Die Inselgruppe Spitzbergen (Norwegisch: Svalbard) mit der gleichnamigen Hauptinsel liegt zwischen dem norwegischen Festland und dem Nordpol. Arktische Bewohner sind deshalb keine Seltenheit: Die rund 2.600 Einwohner teilen sich das Archipel mit geschätzt 3.500 Eisbären. 

Eher selten kommt es aber zu Zusammentreffen mit den Tieren. Zuletzt gab es Kritik an der Reederei Hapag-Lloyd, nachdem ein Eisbär auf Spitzbergen ein deutsches Crewmitglied getötet hatte und daraufhin von Eisbärwächtern erschossen wurde. Etwas weniger dramatisch war dagegen der Besuch eines Eisbären in Longyearbyen. Dort mussten Einheimische und Urlauber am zweiten Weihnachtsfeiertag in den Häusern bleiben, weil das Tier durch die Straßen spazierte. Doch auch dieser Eisbär wurde getötet, weil er sich nicht verjagen ließ.

Touristen bei Hundeschlitten-Tour von Eisbär überrascht

Besonders nah kamen sich Mensch und Eisbär am vergangenen Mittwoch erneut. Auf dem Weg zum Scott-Turner-Gletscher kreuzte ein Eisbär den Weg von mehreren Hundeschlitten des Unternehmens Green Dog Svalbard. Anscheinend von den Hunden angelockt, kam der Bär der Truppe ziemlich nah. Aber: „Er wirkte nicht aggressiv, nur neugierig“, schildert Mitarbeiter Marcel Starinsky die Situation gegenüber dem norwegischen Nachrichtensender „NRK“. 

Trotzdem habe der Tourguide nicht lange gezögert – immerhin ging es nicht nur um seine Sicherheit, sondern auch um die der Touristen. Marcel reagierte schnell und verscheuchte den Eisbären.
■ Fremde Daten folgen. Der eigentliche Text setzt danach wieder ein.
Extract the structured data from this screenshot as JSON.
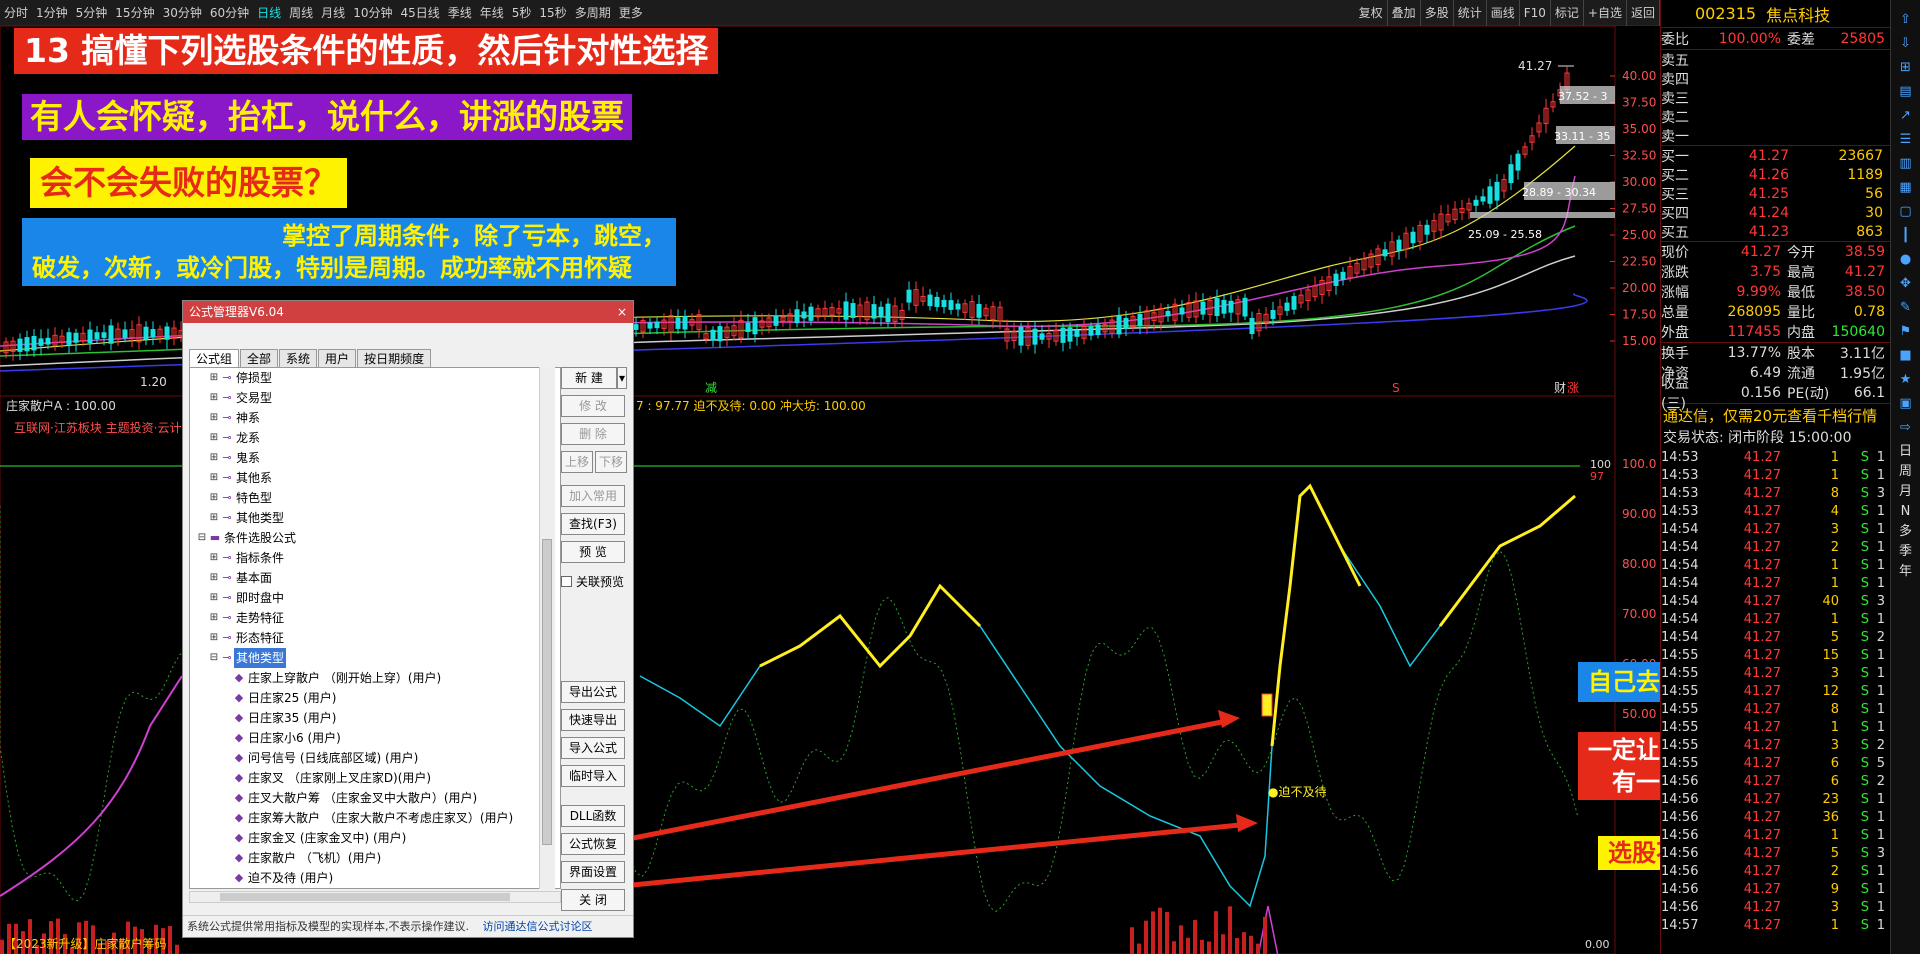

Mehrfach schlug er ihn mit einem Seil auf die Schnauze, bis das Tier davontrottete. „Ich war der aggressive in dieser Situation, nicht der Bär“, sagt Marcel. 
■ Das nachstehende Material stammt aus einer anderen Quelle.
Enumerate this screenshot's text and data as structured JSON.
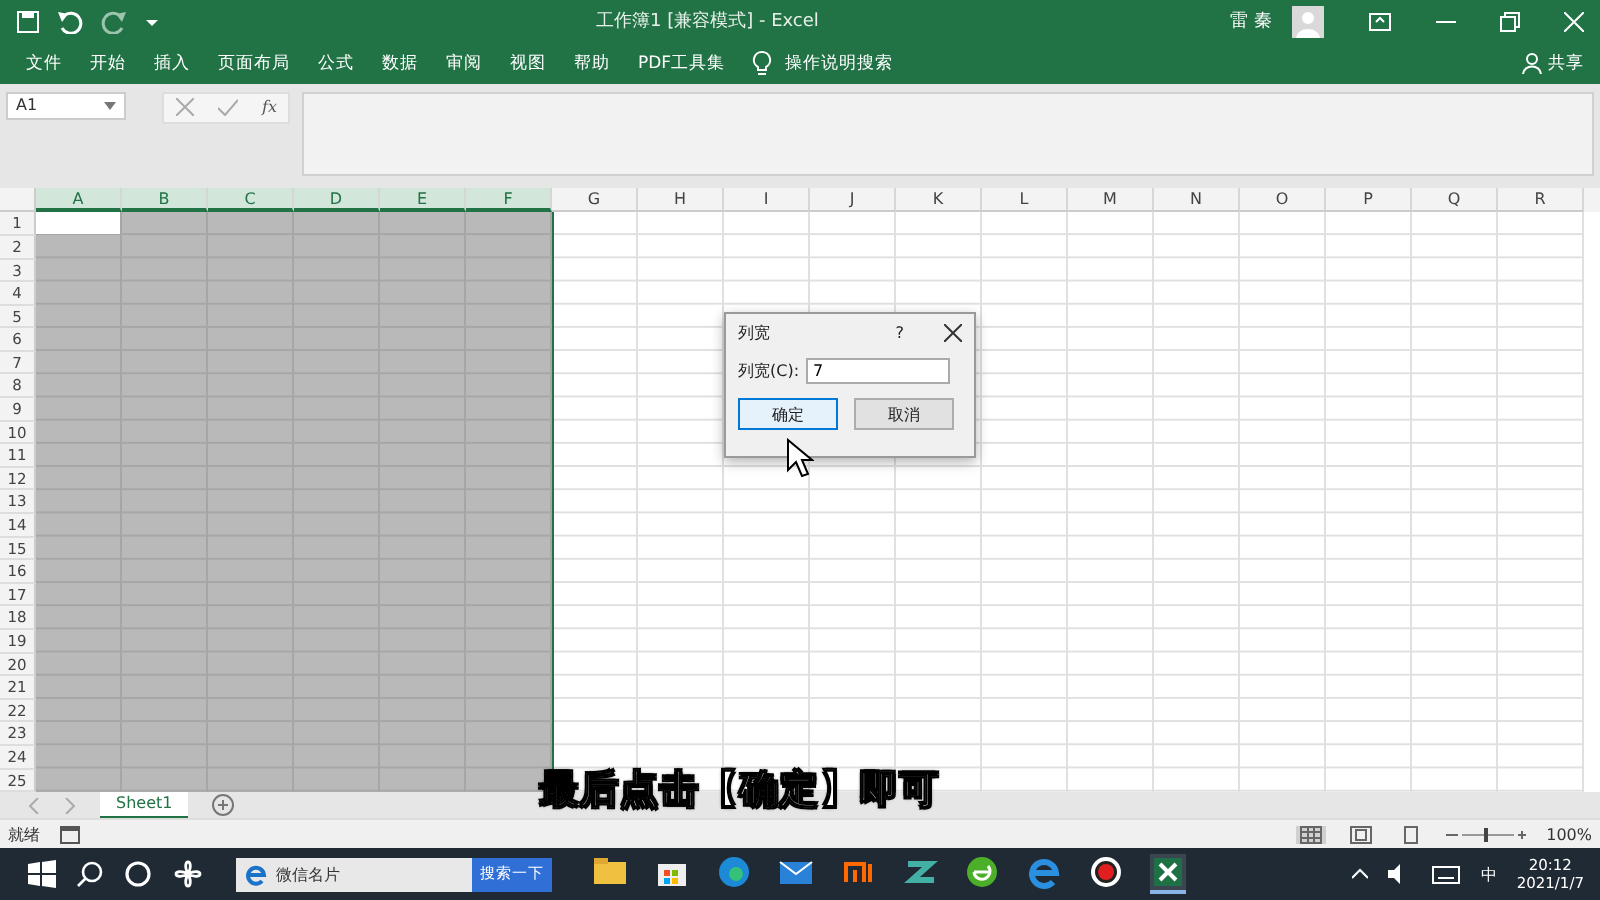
{
  "window": {
    "title": "工作簿1 [兼容模式] - Excel",
    "user": "雷 秦"
  },
  "ribbon": {
    "tabs": [
      {
        "label": "文件"
      },
      {
        "label": "开始"
      },
      {
        "label": "插入"
      },
      {
        "label": "页面布局"
      },
      {
        "label": "公式"
      },
      {
        "label": "数据"
      },
      {
        "label": "审阅"
      },
      {
        "label": "视图"
      },
      {
        "label": "帮助"
      },
      {
        "label": "PDF工具集"
      }
    ],
    "tell_me": "操作说明搜索",
    "share": "共享"
  },
  "formula_bar": {
    "name_box": "A1",
    "fx": "fx"
  },
  "grid": {
    "columns": [
      {
        "label": "A",
        "selected": true
      },
      {
        "label": "B",
        "selected": true
      },
      {
        "label": "C",
        "selected": true
      },
      {
        "label": "D",
        "selected": true
      },
      {
        "label": "E",
        "selected": true
      },
      {
        "label": "F",
        "selected": true
      },
      {
        "label": "G",
        "selected": false
      },
      {
        "label": "H",
        "selected": false
      },
      {
        "label": "I",
        "selected": false
      },
      {
        "label": "J",
        "selected": false
      },
      {
        "label": "K",
        "selected": false
      },
      {
        "label": "L",
        "selected": false
      },
      {
        "label": "M",
        "selected": false
      },
      {
        "label": "N",
        "selected": false
      },
      {
        "label": "O",
        "selected": false
      },
      {
        "label": "P",
        "selected": false
      },
      {
        "label": "Q",
        "selected": false
      },
      {
        "label": "R",
        "selected": false
      }
    ],
    "rows": [
      "1",
      "2",
      "3",
      "4",
      "5",
      "6",
      "7",
      "8",
      "9",
      "10",
      "11",
      "12",
      "13",
      "14",
      "15",
      "16",
      "17",
      "18",
      "19",
      "20",
      "21",
      "22",
      "23",
      "24",
      "25"
    ]
  },
  "dialog": {
    "title": "列宽",
    "help": "?",
    "field_label": "列宽(C):",
    "value": "7",
    "buttons": [
      {
        "label": "确定",
        "default": true
      },
      {
        "label": "取消",
        "default": false
      }
    ]
  },
  "sheet_tabs": [
    {
      "label": "Sheet1",
      "selected": true
    }
  ],
  "status_bar": {
    "status": "就绪",
    "zoom": "100%"
  },
  "caption": "最后点击【确定】即可",
  "taskbar": {
    "search_value": "微信名片",
    "search_button": "搜索一下",
    "ime": "中",
    "time": "20:12",
    "date": "2021/1/7"
  }
}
Eisbär-Besuch war eine Ausnahme

„Heute war der erste Tag in der Geschichte unseres Unternehmens, an dem wir tatsächlich einen Bären auf unserer Tour getroffen haben“, heißt es auf der Facebook-Seite von Green Dog Svalbard. „Die Jungs sind dafür ausgebildet, mit solchen Situationen umzugehen, sie haben sehr professionell gehandelt und niemand wurde verletzt… Außer vielleicht der Bär, der wahrscheinlich eine schmerzende Nase hat, nachdem Marcel sie mit einem Bremsseil getroffen hat.“

In den Kommentaren meldet sich einer der Urlauber zu Wort, der das Abenteuer miterlebt hat. „Ich muss sagen, dass wir unseren Tag gestern mit euch nie vergessen werden“, schreibt er. „Gut gemacht, Marcel, eine großartige Leistung, den Bären anzubrüllen und mit einem Seil zu verjagen! Unglaublich!“

Am kommenden Mittwoch will Green Dog Svalbard wieder eine Tour auf derselben Route durchführen. Zur Sicherheit sollen die Schlitten dann von einem Schneemobil begleitet werden. Mithilfe von Wärmeferngläsern sollen die Guides sicherstellen, dass der Bär weit genug weg ist.